Note that this solution is capabale of transforming large datasets. For smaller, text based input you may want to work with the Data Anonymization with Presidio as an HTTP service template which offers an easier deployment for Presidio.
The sample deploys the following Azure Services:
- Azure Storage - The target storage account where data will be persisted.
- Azure Databricks - Host presidio to anonymize the data.
Additionaly you should already have an instance of Azure Data Factory which hosts and orchestrates the transformation pipeline and a storage account which holds the source files.
About this Solution Template
This template gets the files from your source file-based store. It then anonymizes the content and uploads each of them to the destination store.
The template contains three activities:
- AnonymizeSource runs the presidio notebook on the input file to create an output folder with csv parts.
- MergeAnonymizedToTarget merges the csv parts from databricks output folder to a single csv on the target storage container.
- DeleteAnonymized deletes the temporary output folder.
The template defines four parameters:
- SourceStore_Location is the container name of your source store where you want to move files from (STORAGE_CONTAINER_NAME).
- DestinationStore_Name is the container name in the target storage account which is provisioned by the ARM template.
- SourceFile_Name is the name of the input file.
- TextColumn_Name is the name of the column to be anonymized.

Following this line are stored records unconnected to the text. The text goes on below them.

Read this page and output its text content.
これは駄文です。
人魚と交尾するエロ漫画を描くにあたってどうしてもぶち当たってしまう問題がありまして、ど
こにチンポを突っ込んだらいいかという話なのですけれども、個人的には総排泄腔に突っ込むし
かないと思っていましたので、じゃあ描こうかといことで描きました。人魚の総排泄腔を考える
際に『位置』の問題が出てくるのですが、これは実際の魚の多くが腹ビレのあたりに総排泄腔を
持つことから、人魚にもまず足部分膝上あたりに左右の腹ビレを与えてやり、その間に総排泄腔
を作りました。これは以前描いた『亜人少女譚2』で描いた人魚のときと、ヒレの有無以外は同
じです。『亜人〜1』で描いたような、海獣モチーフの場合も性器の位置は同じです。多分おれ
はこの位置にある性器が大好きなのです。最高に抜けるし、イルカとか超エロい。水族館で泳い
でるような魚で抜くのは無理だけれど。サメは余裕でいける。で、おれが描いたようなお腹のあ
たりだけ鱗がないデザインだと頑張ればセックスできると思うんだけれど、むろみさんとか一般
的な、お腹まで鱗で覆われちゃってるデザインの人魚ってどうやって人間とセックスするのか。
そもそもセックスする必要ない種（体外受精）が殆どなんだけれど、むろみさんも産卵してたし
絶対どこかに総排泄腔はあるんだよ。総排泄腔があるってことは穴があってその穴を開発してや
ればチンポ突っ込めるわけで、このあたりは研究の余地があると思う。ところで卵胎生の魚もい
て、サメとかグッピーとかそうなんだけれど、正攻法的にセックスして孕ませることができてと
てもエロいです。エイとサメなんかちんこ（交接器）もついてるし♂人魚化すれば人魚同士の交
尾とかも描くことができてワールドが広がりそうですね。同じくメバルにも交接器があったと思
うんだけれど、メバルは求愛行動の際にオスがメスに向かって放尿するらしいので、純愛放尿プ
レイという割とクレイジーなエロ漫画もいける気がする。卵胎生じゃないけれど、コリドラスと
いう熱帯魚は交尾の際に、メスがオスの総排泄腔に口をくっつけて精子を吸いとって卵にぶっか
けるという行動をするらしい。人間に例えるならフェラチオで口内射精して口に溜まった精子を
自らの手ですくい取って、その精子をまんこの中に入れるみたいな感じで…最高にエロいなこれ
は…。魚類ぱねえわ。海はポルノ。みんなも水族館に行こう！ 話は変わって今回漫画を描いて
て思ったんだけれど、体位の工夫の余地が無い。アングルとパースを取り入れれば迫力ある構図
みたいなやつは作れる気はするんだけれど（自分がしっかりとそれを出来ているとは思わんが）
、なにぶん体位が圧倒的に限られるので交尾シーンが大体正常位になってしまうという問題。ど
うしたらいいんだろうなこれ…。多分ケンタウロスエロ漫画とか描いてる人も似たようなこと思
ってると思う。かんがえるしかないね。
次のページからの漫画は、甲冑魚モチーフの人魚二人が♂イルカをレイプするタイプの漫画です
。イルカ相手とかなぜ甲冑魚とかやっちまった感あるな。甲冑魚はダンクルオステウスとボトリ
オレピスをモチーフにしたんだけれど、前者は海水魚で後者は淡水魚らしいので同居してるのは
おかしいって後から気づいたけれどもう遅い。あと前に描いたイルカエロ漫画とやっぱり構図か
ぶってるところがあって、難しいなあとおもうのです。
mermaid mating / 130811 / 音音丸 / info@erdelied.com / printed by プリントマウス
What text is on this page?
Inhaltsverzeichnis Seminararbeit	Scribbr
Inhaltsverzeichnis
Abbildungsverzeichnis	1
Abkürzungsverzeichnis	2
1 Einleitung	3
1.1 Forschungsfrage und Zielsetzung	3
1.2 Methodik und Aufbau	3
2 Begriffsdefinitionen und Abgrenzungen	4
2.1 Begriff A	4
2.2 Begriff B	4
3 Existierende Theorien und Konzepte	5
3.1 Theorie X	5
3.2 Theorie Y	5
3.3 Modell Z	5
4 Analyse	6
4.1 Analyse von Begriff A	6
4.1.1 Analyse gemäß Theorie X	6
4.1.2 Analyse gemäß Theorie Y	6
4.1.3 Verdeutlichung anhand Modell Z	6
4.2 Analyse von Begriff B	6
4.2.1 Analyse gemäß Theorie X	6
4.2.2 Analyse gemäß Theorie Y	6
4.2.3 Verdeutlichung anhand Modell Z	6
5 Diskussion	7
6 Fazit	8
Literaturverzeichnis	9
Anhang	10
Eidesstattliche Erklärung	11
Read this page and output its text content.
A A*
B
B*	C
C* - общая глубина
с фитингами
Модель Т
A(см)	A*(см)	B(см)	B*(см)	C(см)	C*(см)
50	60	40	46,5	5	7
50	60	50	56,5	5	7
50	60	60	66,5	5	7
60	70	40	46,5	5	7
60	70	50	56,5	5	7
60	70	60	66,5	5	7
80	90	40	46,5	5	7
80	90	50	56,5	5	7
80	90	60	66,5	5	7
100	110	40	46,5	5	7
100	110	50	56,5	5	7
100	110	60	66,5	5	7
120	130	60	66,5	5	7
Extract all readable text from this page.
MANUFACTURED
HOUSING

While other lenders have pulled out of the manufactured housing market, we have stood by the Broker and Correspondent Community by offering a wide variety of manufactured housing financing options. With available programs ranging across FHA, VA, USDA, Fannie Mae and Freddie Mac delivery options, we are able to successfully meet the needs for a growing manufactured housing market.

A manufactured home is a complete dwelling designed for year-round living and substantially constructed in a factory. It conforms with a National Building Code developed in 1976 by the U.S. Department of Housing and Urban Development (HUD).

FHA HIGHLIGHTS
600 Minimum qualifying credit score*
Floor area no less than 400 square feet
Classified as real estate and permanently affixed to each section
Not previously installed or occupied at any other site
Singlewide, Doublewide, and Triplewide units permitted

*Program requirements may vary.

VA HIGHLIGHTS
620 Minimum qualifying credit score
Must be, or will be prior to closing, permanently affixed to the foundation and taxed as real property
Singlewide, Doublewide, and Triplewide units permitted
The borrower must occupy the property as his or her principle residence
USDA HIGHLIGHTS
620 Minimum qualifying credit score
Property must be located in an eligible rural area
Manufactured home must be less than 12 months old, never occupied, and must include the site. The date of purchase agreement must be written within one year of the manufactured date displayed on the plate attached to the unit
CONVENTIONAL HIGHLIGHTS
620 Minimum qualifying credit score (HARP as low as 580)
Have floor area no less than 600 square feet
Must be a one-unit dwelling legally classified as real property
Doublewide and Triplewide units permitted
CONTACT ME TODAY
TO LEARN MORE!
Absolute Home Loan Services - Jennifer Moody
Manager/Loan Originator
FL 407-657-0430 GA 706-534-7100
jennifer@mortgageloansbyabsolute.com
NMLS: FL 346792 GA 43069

How to use this Solution Template
To use this template you should first setup the required infrastructure for the sample to run, then setup the template in Azure Data Factory.
Setup Presidio
Provision and setup the datbricks cluster by following the Deploy and Setup steps in presidio-spark sample. Take a note of the authentication token and do not follow the "Running the sample" steps.
Setup Azure Data Factory
-
Go to the Data anonymization with Presidio on Databricks template. Select the AnonymizedCSV connection (Azure Storage) and select "New" from the drop down menu.
-
Name the service "PresidioStorage" and select the storage account that was created in the previous steps from your subscription. Note that Target source was also selecte as the sample uses the same storage account for both source and target.
-
Select the Anonymize Source connection (Databricks) and select "New" from the drop down menu.
-
Name the service "PresidioDatabricks" and select the Azure Databricks workspace that was created in the previous steps from your subscription. Follow through the steps to input the authentication token which was generated in the previous step, or create a new one by following this guide. Select presidio_cluster to run the job.
-
Select Use this template tab
-
You'll see the pipeline, as in the following example:
-
Upload a csv file to the storage container and select Debug, enter the Parameters, and then select Finish. The parameters are the container where you want to move files from, the container name where you want to move the anonymized files to, the csv file name and the name of a text column in the csv file.
-
Review the result.